Kehidupan kaum perempuan di Iran, juga sangat dinamis. Jangan membayangkan perempuan Iran dibatasi hak-haknya atau tertindas. Di jalan raya, perempuan menyetir mobil sendiri adalah hal yang biasa. Mereka adalah tipikal perempuan yang percaya diri, berpikiran maju dan berprofesi hampir di segala bidang yang biasa digeluti kaum pria. Seorang Indonesia yang sudah lama menetap Iran menceritakan,  sekarang ini, yang berhasil diterima di perguruan tinggi negeri di Iran kebanyakan justu perempuan, dibandingkan laki-laki. Sebagai catatan, bagi orang-orang Iran, masuk perguruan tinggi negeri bukan perkara gampang, karena harus melalui seleksi yang ketat, karena kuliah mereka dibiayai pemerintah.


Belajar dari Iran


            Dari apa yang saya lihat, saya merasakan banyak hal positif yang bisa dicontoh Indonesia dari kemandirian negara Iran.

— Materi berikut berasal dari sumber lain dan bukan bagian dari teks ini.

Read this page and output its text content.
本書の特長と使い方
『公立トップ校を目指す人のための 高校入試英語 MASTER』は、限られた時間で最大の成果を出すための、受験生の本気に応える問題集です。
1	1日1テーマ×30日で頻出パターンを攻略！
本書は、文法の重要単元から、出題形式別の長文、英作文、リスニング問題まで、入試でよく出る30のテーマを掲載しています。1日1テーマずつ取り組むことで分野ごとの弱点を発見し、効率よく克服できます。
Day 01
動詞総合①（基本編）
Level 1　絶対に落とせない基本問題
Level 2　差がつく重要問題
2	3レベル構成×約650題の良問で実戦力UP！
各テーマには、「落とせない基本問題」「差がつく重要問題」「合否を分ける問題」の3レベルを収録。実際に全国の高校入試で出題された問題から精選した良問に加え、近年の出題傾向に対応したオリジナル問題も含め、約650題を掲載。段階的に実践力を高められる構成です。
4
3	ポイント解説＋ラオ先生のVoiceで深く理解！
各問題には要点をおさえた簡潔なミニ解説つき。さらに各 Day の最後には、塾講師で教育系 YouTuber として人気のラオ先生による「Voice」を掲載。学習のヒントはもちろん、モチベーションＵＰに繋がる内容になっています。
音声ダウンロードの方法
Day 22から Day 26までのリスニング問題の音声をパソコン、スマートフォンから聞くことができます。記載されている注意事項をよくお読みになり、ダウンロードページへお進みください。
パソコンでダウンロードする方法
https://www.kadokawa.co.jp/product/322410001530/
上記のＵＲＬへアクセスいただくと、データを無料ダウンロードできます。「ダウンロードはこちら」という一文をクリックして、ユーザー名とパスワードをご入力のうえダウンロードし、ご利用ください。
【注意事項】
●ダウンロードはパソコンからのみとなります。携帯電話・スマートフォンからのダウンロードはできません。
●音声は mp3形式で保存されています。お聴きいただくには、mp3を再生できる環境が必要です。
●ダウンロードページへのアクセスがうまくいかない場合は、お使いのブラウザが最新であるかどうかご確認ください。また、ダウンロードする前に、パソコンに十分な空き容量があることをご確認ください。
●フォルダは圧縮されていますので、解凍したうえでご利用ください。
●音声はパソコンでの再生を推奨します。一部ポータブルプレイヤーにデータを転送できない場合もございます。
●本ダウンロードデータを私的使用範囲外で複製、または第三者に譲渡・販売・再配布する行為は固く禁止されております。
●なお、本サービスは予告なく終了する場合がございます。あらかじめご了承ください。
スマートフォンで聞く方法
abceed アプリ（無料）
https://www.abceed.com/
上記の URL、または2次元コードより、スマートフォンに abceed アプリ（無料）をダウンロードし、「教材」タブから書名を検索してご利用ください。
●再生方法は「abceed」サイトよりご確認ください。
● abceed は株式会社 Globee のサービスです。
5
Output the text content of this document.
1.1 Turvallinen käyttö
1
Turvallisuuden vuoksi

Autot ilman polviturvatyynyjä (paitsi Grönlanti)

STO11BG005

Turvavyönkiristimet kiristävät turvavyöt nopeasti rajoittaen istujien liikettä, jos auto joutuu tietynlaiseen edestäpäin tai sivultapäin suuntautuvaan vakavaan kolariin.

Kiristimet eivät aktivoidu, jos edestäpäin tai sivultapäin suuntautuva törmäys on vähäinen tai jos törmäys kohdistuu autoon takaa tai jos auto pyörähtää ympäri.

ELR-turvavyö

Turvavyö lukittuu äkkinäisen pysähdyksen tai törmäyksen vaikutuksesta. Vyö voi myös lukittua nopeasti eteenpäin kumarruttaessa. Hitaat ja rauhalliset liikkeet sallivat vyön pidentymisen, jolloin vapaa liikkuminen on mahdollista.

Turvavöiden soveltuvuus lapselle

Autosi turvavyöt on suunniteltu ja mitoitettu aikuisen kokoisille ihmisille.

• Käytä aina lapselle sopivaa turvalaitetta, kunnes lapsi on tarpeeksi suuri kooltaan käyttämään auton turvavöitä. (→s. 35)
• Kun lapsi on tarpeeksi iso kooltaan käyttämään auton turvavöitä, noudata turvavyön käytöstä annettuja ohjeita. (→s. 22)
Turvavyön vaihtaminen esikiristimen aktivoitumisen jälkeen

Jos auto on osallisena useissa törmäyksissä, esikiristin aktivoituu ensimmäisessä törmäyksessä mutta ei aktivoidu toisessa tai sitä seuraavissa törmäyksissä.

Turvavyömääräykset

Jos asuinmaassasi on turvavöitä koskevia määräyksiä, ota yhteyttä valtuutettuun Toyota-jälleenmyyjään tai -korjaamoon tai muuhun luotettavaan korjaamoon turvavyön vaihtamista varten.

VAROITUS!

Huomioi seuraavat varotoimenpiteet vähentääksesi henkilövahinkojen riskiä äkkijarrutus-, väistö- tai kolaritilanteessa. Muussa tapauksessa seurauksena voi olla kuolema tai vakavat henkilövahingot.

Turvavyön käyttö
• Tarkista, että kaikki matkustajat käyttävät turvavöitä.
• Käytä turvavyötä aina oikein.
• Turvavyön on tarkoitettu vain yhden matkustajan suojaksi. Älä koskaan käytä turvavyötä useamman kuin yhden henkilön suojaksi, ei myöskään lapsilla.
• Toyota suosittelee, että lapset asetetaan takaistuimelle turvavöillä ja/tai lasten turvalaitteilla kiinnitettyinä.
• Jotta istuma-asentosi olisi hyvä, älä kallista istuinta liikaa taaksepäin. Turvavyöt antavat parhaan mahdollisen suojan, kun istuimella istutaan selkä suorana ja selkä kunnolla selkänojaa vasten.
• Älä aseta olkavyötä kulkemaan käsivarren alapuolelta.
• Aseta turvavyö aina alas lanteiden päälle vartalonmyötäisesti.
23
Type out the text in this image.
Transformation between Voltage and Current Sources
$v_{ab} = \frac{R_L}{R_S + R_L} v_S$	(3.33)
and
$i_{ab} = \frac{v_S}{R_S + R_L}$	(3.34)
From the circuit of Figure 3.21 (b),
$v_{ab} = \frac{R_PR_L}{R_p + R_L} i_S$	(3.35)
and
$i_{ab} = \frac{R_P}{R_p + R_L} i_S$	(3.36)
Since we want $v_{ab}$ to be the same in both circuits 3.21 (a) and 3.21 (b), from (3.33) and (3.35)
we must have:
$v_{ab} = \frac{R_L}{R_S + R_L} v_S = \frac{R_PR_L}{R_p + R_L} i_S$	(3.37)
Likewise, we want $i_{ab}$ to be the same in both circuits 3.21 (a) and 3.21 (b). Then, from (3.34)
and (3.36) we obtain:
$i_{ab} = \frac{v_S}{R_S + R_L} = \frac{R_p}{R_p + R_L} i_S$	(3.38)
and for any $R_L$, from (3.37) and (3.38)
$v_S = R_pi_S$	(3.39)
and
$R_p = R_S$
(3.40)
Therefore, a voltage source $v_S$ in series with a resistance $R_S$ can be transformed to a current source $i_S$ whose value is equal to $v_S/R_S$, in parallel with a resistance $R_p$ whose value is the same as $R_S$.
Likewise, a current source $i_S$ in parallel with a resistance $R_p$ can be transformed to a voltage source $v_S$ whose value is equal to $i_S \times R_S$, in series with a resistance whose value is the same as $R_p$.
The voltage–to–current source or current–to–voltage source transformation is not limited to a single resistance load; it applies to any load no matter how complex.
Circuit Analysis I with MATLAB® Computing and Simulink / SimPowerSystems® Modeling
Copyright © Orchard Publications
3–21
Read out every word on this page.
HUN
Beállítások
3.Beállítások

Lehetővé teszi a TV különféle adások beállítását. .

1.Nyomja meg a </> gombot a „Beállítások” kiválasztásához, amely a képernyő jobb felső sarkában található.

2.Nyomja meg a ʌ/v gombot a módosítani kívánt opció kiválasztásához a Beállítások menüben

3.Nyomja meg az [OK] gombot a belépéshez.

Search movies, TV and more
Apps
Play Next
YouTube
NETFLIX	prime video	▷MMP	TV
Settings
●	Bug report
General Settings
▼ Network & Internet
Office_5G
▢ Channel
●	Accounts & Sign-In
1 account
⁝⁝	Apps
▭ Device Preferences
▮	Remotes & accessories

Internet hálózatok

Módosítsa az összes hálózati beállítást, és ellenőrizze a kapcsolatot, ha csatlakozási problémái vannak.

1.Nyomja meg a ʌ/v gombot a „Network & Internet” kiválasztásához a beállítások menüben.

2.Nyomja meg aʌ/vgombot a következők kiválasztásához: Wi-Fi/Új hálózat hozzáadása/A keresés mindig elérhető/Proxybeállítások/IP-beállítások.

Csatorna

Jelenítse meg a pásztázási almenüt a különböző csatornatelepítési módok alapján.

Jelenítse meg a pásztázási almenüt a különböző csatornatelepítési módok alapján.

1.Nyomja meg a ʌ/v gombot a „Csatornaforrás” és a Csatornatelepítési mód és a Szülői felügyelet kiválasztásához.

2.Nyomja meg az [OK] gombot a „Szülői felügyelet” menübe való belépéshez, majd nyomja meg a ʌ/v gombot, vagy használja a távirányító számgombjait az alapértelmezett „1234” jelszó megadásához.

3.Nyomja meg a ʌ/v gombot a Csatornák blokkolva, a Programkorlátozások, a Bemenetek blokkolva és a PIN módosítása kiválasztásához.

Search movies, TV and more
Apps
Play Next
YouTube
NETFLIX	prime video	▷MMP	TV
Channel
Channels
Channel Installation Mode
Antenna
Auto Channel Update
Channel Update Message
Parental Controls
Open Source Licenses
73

Embarago dan sanksi dunia Barat, justru membuat Iran bangkit menjadi bangsa yang mandiri dan kreatif. Di Iran, tidak ada resto waralaba Amerika macam KFC atau McDonald. Iran membuat resto semacam itu sendiri, dengan cita rasa yang tak kalah lezatnya. Suasana Iran adalah suasana yang merindukan. Suatu saat, saya ingin bisa berkunjung ke negeri Persia ini lagi. []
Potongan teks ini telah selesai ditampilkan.